Publisher: Tracey McDonald Publishers

I was in my mid-teens when I went out with my parents one night to the Durban Folk Club. I don’t remember much from that evening. The image of one musician, however, has always stayed with me. He was a skinny bloke with black hair down his back. He was wearing a long black coat, a leopard skin hat and an acoustic guitar. That was Syd Kitchen.

More than deserving of a place in Durban’s pantheon of colourful characters, struggling musos and lovable rogues, his bittersweet, tragicomic life is laid bare in Cape Town author Donvé Lee’s Scars That Shine. It’s not often you come across an autobiography that isn’t written by the subject, but Lee went out on a creative limb and,writing in first person, succeeded in capturing Syd in his own voice. Moments of clarification, verification and vilification are provided by those who drifted in and out of the old skabenga’s life.

Lee first met Syd in 2001. Later, on another of his trips to Cape Town, he semi-seriously asks her to write his memoirs one day. The guitar-toting reprobate would be delighted to know that she’s done just that. Lee found her way into his hyper hippy head through hours of research and talking to his daughters, musicians, academics and long-suffering friends and lovers.

Syd spent much of his life in Umbilo. Determined to be as good a guitarist as his brother Pete, he worked hard at developing his talent. He worked even harder at developing his addictions. If it was harmful and within reach he’d have some of it. He had no off-switch and the idling was set too high. It’s perhaps fitting the final chapter is titled, Till the Engine Seizes.

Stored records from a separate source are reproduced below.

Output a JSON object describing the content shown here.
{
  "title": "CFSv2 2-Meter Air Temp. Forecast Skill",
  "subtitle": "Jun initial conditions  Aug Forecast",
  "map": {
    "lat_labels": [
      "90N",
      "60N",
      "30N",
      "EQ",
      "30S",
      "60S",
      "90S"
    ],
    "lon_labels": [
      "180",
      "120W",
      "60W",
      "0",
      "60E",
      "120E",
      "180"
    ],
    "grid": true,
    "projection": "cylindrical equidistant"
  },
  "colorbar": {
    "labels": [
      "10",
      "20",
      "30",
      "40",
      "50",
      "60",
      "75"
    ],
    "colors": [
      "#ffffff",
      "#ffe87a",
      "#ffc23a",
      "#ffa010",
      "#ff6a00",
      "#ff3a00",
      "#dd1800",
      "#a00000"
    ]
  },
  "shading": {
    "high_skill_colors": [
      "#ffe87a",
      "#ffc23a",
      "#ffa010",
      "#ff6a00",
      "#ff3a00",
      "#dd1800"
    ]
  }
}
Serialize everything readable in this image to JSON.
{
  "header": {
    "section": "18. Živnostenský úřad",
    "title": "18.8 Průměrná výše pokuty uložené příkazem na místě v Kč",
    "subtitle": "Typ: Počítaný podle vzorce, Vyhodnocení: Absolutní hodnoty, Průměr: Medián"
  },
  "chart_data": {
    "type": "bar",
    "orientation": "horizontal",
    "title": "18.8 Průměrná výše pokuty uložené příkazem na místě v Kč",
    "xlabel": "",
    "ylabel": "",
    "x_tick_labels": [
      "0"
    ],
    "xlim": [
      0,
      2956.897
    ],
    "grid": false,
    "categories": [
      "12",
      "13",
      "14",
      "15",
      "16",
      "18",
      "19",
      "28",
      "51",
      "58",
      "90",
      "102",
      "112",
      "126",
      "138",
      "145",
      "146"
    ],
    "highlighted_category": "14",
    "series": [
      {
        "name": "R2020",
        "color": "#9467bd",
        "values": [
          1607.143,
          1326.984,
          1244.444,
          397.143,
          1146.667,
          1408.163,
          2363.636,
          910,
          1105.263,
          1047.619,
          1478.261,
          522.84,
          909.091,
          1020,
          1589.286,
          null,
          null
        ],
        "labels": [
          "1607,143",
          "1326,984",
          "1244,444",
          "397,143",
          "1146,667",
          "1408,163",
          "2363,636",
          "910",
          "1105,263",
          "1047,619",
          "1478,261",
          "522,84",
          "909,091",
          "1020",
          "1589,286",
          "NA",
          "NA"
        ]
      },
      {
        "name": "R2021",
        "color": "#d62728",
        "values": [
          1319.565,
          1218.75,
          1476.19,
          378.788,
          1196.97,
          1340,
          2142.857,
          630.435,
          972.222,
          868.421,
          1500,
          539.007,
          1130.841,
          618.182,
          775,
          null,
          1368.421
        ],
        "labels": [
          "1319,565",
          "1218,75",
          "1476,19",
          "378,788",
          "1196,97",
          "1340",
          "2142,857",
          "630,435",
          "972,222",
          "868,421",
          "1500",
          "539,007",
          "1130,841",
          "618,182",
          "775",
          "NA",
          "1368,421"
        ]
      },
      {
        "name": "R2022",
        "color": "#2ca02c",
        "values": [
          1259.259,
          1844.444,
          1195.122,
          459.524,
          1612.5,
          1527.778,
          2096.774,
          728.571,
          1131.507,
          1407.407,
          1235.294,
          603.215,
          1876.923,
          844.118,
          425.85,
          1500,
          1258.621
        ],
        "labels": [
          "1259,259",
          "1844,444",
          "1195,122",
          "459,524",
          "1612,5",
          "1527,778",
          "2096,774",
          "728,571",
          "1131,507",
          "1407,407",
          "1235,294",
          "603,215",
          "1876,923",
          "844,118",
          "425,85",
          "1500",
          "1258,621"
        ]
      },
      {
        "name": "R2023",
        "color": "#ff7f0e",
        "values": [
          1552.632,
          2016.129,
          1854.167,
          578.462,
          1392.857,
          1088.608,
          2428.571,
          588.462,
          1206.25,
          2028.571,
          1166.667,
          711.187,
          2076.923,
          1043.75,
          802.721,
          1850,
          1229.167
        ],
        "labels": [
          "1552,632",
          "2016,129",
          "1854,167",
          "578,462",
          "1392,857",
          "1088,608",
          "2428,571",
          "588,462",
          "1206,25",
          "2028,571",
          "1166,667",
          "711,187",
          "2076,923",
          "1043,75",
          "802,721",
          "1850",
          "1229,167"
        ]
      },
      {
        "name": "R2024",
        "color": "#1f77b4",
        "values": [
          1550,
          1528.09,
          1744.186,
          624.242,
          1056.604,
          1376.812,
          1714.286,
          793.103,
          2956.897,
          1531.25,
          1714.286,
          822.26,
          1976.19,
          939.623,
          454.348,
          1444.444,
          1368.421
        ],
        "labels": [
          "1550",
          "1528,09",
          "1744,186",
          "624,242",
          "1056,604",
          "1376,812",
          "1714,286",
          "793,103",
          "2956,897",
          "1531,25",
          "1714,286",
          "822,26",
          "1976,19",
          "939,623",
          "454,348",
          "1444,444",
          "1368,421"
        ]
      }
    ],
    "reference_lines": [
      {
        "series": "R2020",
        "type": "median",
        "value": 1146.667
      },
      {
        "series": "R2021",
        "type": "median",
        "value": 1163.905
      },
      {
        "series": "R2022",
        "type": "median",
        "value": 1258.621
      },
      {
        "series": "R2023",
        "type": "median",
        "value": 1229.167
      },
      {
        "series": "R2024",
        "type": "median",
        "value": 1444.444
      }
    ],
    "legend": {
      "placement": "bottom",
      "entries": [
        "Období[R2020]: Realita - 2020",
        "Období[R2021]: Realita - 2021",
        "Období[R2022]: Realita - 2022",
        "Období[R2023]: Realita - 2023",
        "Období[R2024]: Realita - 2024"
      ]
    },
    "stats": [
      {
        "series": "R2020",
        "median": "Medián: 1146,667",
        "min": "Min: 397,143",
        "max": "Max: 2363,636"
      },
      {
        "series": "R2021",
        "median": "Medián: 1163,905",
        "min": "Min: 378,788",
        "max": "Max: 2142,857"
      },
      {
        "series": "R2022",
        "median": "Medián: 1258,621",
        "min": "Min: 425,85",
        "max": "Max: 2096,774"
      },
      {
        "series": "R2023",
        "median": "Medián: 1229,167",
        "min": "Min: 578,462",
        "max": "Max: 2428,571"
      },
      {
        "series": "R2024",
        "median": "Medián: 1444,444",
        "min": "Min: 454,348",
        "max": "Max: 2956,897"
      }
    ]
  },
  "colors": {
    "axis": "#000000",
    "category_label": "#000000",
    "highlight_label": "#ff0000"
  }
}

To say Syd was his own worst enemy is an understatement. He did more than anyone to sabotage his career. And yet there were moments of brilliant sunshine that streamed into the murk and mayhem. At the age of 40, he gets his honours in musicology from the University of Natal. He travels overseas to record a track on a John Martyn tribute album. Documentaries are made about him. He’s the renegade in the Aquarian Quartet with Steve Newman and Tony Cox. He plays Glastonbury.

Through it all is a simmering rage that he never made it as big as he thought he deserved. Scars That Shine whips the reader through a life that leaves one open-mouthed in admiration and antipathy in equal measure.